Use full supervised fine-tuning for maximum performance.

Best for: Production use

Full SFT Customization

Import Custom Models

Import and fine-tune private HuggingFace models.

Best for: Custom or proprietary models

Import and Fine-Tune Private HuggingFace Models

Key Takeaways#

✅ Model Entities contain model metadata and point to FileSet with checkpoint files
✅ Adapters (LoRA) are attached to Model Entities, not stored separately
✅ FileSet is where actual model/adapter files are stored
✅ LoRA training creates an adapter on the parent Model Entity
✅ Full SFT training creates a new Model Entity with full weights
✅ Adapters are enabled by default and automatically loaded by NIMs serving the base model
✅ GPU requirements vary significantly between LoRA and full fine-tuning
✅ Custom HuggingFace models can be imported via FileSet + Model Entity

Quick Reference Commands#

# List all Model Entities
models = client.models.list(workspace="default")

# Get a specific Model Entity with adapters
model = client.models.retrieve(workspace="default", name="llama-3-2-1b")

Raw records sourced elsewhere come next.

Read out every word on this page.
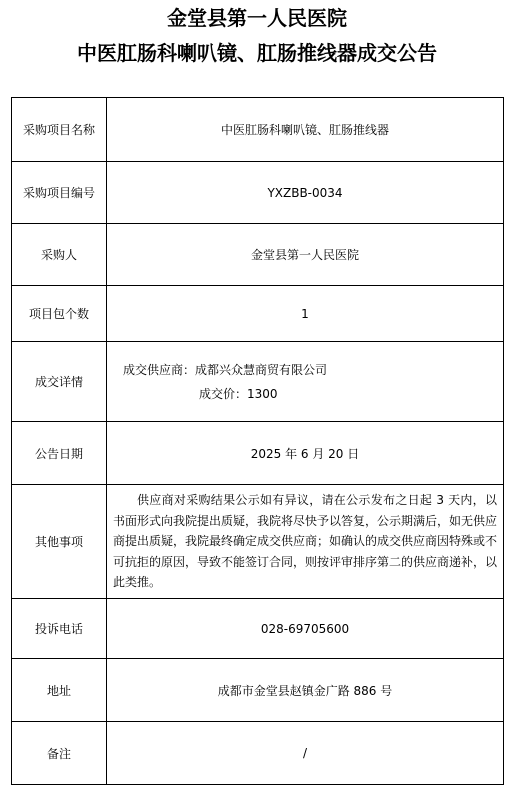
金堂县第一人民医院
中医肛肠科喇叭镜、肛肠推线器成交公告
采购项目名称	中医肛肠科喇叭镜、肛肠推线器
采购项目编号	YXZBB-0034
采购人	金堂县第一人民医院
项目包个数	1
成交详情	成交供应商：成都兴众慧商贸有限公司
成交价：1300

公告日期	2025 年 6 月 20 日
其他事项	供应商对采购结果公示如有异议，请在公示发布之日起 3 天内，以书面形式向我院提出质疑，我院将尽快予以答复，公示期满后，如无供应商提出质疑，我院最终确定成交供应商；如确认的成交供应商因特殊或不可抗拒的原因，导致不能签订合同，则按评审排序第二的供应商递补，以此类推。

投诉电话	028-69705600
地址	成都市金堂县赵镇金广路 886 号
备注	/
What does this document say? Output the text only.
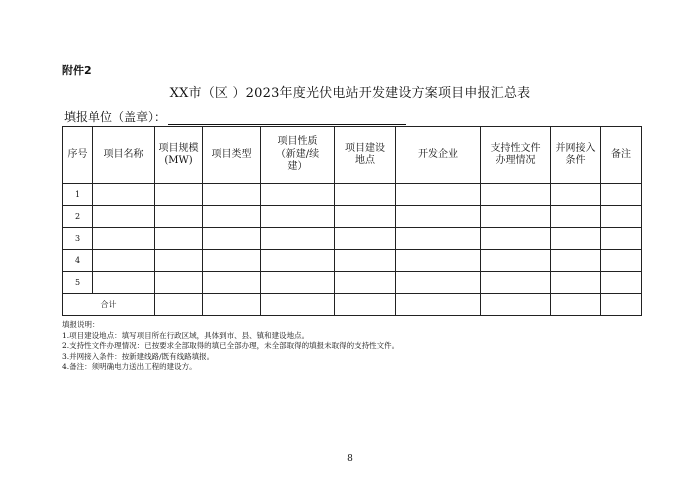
附件2
XX市（区 ）2023年度光伏电站开发建设方案项目申报汇总表
填报单位（盖章）：
序号	项目名称	项目规模(MW)	项目类型	项目性质（新建/续建）	项目建设地点	开发企业	支持性文件办理情况	并网接入条件	备注
1									
2									
3									
4									
5									
合计									
填报说明：
1.项目建设地点：填写项目所在行政区域，具体到市、县、镇和建设地点。
2.支持性文件办理情况：已按要求全部取得的填已全部办理，未全部取得的填报未取得的支持性文件。
3.并网接入条件：按新建线路/既有线路填报。
4.备注：须明确电力送出工程的建设方。
8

# Create a customization job
job = client.customization.jobs.create(
    workspace="default",
    name="my-job",
    spec={
        "model": "default/llama-3-2-1b",
        "dataset": "fileset://default/my-dataset",
        "training": {
            "type": "sft",
            "peft": {"type": "lora"}
        }
    }
)

# Add an adapter to a model
client.models.create_adapter(
    model_name="llama-3-2-1b",
    workspace="default",
    name="my-adapter",
    fileset="default/adapter-weights",
    finetuning_type="lora"
)

You now have the foundation to make informed decisions about your fine-tuning projects!